Mai come stavolta i ragazzi dell’Istituto Comprensivo Livio Tempesta, hanno partecipato attivamente al dibattito con il dott. Boris Behncke, vulcanologo dell’Istituto Nazionale di Geofisica e Vulcanologia di Catania
(INGV).

“Aspettando la prossima mossa dell’Etna ” è il titolo dell’incontro promosso dal Dirigente scolastico Dott.ssa Biagia Grassia insieme alla responsabile della dispersione scolastica, salute e cyberbullismo, prof.ssa Maria Grazia Bonaccorsi.
“Perché l’Etna erutta? Perché è sempre attiva?Quando si spegnerà?”- sono state alcune delle domande dei ragazzini, incuriositi dal “Gigante Buono”.
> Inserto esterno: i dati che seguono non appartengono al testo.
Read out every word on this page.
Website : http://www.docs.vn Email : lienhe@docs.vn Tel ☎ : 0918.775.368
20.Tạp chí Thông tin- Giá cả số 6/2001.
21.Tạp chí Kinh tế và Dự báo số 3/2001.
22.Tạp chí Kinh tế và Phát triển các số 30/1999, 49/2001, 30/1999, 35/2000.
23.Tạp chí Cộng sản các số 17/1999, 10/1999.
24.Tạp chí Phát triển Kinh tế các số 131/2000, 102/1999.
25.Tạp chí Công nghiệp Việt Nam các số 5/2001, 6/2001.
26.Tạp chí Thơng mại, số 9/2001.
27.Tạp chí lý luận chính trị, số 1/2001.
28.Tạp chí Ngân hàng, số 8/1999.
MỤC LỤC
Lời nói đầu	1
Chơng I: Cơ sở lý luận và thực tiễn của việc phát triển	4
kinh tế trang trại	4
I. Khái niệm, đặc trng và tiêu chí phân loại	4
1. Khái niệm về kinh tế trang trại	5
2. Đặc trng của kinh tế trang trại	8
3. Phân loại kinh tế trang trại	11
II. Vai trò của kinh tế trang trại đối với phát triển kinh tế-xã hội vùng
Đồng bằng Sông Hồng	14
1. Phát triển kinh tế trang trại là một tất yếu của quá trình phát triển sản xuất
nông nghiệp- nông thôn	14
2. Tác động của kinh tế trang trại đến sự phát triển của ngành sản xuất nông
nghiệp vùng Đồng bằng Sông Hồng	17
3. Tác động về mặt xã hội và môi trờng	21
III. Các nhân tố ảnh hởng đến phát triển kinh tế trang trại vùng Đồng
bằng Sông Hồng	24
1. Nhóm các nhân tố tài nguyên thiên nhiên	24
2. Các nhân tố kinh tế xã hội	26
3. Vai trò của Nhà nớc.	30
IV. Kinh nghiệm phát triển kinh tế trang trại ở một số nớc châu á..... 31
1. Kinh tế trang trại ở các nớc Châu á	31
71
In maniera sobria e professionale Behncke è riuscito a spiegare tutte le attività del nostro Vulcano e cosa è riuscito a creare nel tempo, con le sue attività eruttive. Spesso in maniera errata l’Etna viene chiamata il “Cratere”, ma in realtà è formata da quattro crateri principali o Sommitali formatisi dal 1911 al 1971 ed altri 4 crateri minori “I Puttusiddi” formatisi dal 2011 al 2017.
L’attività vulcanica se da un lato è affascinante dall’altro ha sempre creato panico sopratutto nei centri abitati alle pendici dell’Etna, poiché sono i primi ad essere colpiti. Le eruzioni spesso hanno provocato terremoti per via della fuoriuscita del magma, soprattutto se questa è avvenuta attraverso nuove fessure eruttive , causando spostamenti e assestamenti del terreno.
Purtroppo la “Signora”, perché l’Etna è femmina, con i suoi surriscaldamenti ed esplosioni, è sempre stata nel ciclone mediatico e ciò ha fatto sì che alcune leggende , come la distruzione di Catania per ben sette volte , diventassero realtà nell’immaginario collettivo. Behncke fa riferimento alla famosa eruzione del 1669, che tutti notoriamente ricordano per la resistenza della fortezza catanese, il Castello Ursino. In verità su queste informazioni suggestive ci sono state molte speculazioni. A partire dai suggestivi quadri ritratti con “veduta a volo di uccello” ed incisioni su lastre di rame raffiguranti l’eruzione di quell’epoca e di quelle successive.
Behncke sostiene, con rigore scientifico che Catania non venne mai distrutta, bensì solo danneggiata da esplosioni dell’Etna e da terremoti.
E i terremoti? Dobbiamo temere davvero il Big One ?
Nell’ultimo anno i terremoti si sono raddoppiati, quasi 2.500. Ciò che conta sostiene Behncke, non è la magnitudo, ovvero la forza e l’energia liberata, registrata su scala Richter, n’è l’intensità del terremoto, ovvero l’effetto o il danno, registrato su scala Mercalli, bensì come si comporta il terreno, cioè l’accelerazione del suolo.
I terremoti non si possono prevedere,ma il cittadino ha il dovere di prevenire eventuali disastri. Come? Occorre rendere antisismiche le abitazioni, e questo privatamente può risultare troppo oneroso. Esistono dei fondi e degli sgravi per la messa in sicurezza delle abitazioni. Occorre che i cittadini ne facciano richiesta alle amministrazioni di competenza. Anzi sarebbe più opportuno fare rete, e far diventare la sicurezza privata una sicurezza pubblica.
E il Big One? Potremmo mai difenderci da questo terribile mostro?
Purtroppo – afferma Behncke- il Big One ci sarà, c’è stato e prima o poi si ripresenterà. Non si può ovviamente sapere quando, non si può capire ex ante come e quali potrebbero essere i danni dovuti agli spostamenti ed ai cedimenti del suolo ma noi dobbiamo fare il possibile per fortificare le nostre case e strutture.